De mentes sãs e diapasões: histórias vibratórias da neurociência

Uma imagem intrigante se destaca na “Iconografia Fotográfica de

Uma imagem intrigante se destaca na "Iconographie photographyique de la Salpêtrière", uma coleção de fotografias do final do século XIX das alas psiquiátricas do principal hospital público de Paris, o Salpêtrière, tiradas pelos médicos Désiré-Magloire Bourneville e Paul Régnard. Uma mulher está sentada ao lado de um imenso diapasão, com a cabeça inclinada para o lado e uma expressão de profunda concentração no rosto. O tamanho do instrumento é surpreendente, assim como a afirmação de que a fotografia retrata a catalepsia - um estado de transe em que os músculos de uma pessoa ficam rígidos e a posição do corpo fixa - provocada pelo som de um diapasão. Mas acho a imagem notável por outro motivo: vejo nela um instantâneo literal de duas ideias que se cruzam - a noção de que a música influencia diretamente nossas mentes, corpos e emoções; e a teoria histórica de que a vibração desempenha um papel essencial na transmissão nervosa.

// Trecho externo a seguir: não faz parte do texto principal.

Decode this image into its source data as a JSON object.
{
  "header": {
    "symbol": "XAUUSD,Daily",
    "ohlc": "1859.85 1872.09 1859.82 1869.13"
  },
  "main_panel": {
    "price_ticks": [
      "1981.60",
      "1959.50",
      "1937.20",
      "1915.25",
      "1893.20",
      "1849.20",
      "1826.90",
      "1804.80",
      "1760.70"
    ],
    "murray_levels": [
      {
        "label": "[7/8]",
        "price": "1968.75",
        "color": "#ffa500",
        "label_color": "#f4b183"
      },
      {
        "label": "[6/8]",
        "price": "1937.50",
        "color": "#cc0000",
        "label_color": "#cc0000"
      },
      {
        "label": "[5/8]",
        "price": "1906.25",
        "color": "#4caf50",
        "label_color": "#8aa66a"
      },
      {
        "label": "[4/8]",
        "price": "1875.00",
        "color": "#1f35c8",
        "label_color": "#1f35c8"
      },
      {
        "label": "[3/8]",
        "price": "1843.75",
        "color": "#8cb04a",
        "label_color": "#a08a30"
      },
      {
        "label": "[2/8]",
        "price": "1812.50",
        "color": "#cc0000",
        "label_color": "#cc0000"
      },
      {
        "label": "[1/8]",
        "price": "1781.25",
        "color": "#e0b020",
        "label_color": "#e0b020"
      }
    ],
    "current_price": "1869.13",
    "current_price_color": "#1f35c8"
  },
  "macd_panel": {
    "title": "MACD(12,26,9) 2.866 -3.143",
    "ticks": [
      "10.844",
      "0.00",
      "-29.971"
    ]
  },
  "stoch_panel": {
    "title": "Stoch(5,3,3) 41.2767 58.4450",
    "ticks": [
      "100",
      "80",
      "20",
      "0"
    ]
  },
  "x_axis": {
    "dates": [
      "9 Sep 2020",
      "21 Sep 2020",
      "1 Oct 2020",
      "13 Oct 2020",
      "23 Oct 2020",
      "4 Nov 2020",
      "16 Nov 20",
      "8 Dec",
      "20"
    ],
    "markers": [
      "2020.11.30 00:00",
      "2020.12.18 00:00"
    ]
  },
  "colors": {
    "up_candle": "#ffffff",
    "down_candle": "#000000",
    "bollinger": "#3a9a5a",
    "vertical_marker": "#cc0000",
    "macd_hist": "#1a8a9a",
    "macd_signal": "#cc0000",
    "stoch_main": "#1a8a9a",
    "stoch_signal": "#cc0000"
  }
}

Bourneville e Régnard documentaram vários experimentos neurológicos de som de Jean-Martin Charcot. Charcot, geralmente considerado o fundador da neurologia moderna, ocupou a primeira cadeira de doenças nervosas no Salpêtrière. Ele é lembrado hoje por seu trabalho sobre esclerose múltipla, epilepsia e doença de Parkinson, bem como por seus estudos mais controversos sobre a histeria. Seus alunos, um verdadeiro quem é quem entre os neurologistas pioneiros, incluíam Sigmund Freud, Gilles de la Tourette e Joseph Babinski.

Charcot fornece o seguinte relato de testes de diapasão, que foram conduzidos em pacientes cujas mentes e corpos eram particularmente suscetíveis à sugestão:

Os pacientes estão sentados sobre a caixa de ressonância de um forte diapasão, feito de sino de metal, vibrando 64 vezes por segundo. É colocado em vibração por meio de uma haste de madeira. Depois de alguns momentos, os pacientes ficam catalépticos, seus olhos permanecem abertos, parecem absortos, não estão mais conscientes do que se passa ao seu redor e seus membros preservam as diferentes atitudes que lhes foram dadas.

A compreensão de Charcot sobre a catalepsia difere das aplicações modernas do termo. De acordo com a edição de 1876 da "Encyclopaedia Britannica", a catalepsia era "uma afecção nervosa caracterizada pela suspensão repentina da sensação e da vontade, acompanhada de uma rigidez peculiar do todo ou de certos músculos do corpo".

Como o próprio Charcot notou, sua investigação dos mecanismos para induzir a catalepsia por meio de sons (ou outros estímulos) começa onde James Braid, o "descobridor" da hipnose, e outros neurologistas pararam. No entanto, o médico francês não estava convencido de que apenas a sugestão fosse responsável, declarando "que todo fenômeno da ordem natural, qualquer que seja sua aparência de complicação ou mistério, é, no entanto, objeto de observação metódica".

Até hoje, nossa linguagem reflete a absorção dessas ideias - considere os descritores pessoais "altamente tenso" ou "discreto".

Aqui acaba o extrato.